Everyone was now in relative safety, out of the city and its threat of collapse, disease, and violence, and into the countryside where the aftershocks could still be felt, but at least there was a lot of open space in which one could avoid being crushed by falling debris. The overall mood was almost upbeat, everyone being high on relief, but the removal to safety also removed the focus on physical survival that had kept everyone emotionally contained over the last few days. With that urgency removed, people began to break down. Mita cried for about 30 minutes, knees tucked to her chest, arms wrapped tight around the knees.

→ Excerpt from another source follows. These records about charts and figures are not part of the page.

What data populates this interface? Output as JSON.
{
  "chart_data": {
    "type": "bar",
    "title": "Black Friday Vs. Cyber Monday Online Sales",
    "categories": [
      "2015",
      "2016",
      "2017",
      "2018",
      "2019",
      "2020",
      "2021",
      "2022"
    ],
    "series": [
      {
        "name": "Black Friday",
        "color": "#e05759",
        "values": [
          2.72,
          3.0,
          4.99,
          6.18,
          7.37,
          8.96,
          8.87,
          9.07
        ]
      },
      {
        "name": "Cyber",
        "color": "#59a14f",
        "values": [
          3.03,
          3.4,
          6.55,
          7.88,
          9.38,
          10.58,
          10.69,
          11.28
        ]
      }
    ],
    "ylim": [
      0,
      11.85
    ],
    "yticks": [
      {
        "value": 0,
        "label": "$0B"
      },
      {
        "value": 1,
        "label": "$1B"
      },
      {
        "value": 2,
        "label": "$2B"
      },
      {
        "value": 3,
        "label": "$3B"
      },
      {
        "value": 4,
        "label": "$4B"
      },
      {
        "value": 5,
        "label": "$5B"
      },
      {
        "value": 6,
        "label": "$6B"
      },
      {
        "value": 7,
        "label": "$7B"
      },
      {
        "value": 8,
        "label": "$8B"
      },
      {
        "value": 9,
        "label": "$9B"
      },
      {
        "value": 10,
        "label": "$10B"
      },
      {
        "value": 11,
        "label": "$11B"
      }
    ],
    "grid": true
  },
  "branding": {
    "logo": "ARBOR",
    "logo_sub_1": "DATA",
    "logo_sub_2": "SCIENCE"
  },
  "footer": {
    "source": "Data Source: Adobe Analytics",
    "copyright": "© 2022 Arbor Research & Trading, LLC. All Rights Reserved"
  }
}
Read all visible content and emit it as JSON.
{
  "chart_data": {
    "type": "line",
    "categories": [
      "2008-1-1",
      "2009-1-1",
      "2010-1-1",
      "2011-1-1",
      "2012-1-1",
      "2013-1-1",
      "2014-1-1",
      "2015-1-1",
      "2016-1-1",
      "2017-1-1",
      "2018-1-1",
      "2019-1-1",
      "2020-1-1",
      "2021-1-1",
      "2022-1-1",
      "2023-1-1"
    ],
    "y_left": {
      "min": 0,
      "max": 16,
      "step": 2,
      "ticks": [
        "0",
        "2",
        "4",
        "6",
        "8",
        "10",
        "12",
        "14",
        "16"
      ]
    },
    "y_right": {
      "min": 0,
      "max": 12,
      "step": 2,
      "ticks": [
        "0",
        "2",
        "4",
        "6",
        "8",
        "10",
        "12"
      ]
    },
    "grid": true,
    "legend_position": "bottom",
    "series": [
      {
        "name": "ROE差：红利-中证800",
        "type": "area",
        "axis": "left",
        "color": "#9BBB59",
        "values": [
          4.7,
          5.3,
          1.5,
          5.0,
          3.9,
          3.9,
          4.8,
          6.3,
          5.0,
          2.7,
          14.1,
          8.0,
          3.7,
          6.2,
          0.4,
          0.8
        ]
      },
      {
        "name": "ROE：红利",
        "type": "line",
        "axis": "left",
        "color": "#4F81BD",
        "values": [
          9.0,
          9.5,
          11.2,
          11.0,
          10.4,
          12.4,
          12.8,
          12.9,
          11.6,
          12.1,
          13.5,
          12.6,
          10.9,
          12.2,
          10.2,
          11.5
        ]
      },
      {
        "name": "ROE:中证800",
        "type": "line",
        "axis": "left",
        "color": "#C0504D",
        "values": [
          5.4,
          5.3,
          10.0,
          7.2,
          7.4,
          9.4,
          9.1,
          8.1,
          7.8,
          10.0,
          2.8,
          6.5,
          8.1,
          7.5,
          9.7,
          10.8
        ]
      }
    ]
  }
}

Leitzia, after getting cleaned up following the long drive from Port-au-Prince, joined the group with a quivering lip and shining eyes. I got up and went to her, wrapped my arms around her, and felt her large body go weak, clinging to me and sobbing. We sat down and I held her hand, Stephane on the other side hugging her. Those who did not cry appeared to be making a visible effort not to do so. We were all realizing that we were not okay.

Most people were having a few beers that Junior had found at the outdoor market a few miles away, or having some of the whisky that Didie had brought from his house, but I just couldn't do it. My stomach felt as leaden as my head, and I opted to retire early, curling up in the front passenger seat of our truck, drifting into an uncomfortable, miserable sleep amidst the sounds of everyone trying to cheer up or, failing that, forget for a few moments what we had been through.


On Thursday, the Miami Herald is running as an op-ed my essay about evacuating PAP, but I don't know if it will be in their print or online edition. I am also working on a policy brief to submit to my former school in the Netherlands; they have offered to distribute it among their network, which would be amazing. I am trying to focus on all of these things, doing everything I can do to help while I am here instead of feeling as if I failed to help the people I love.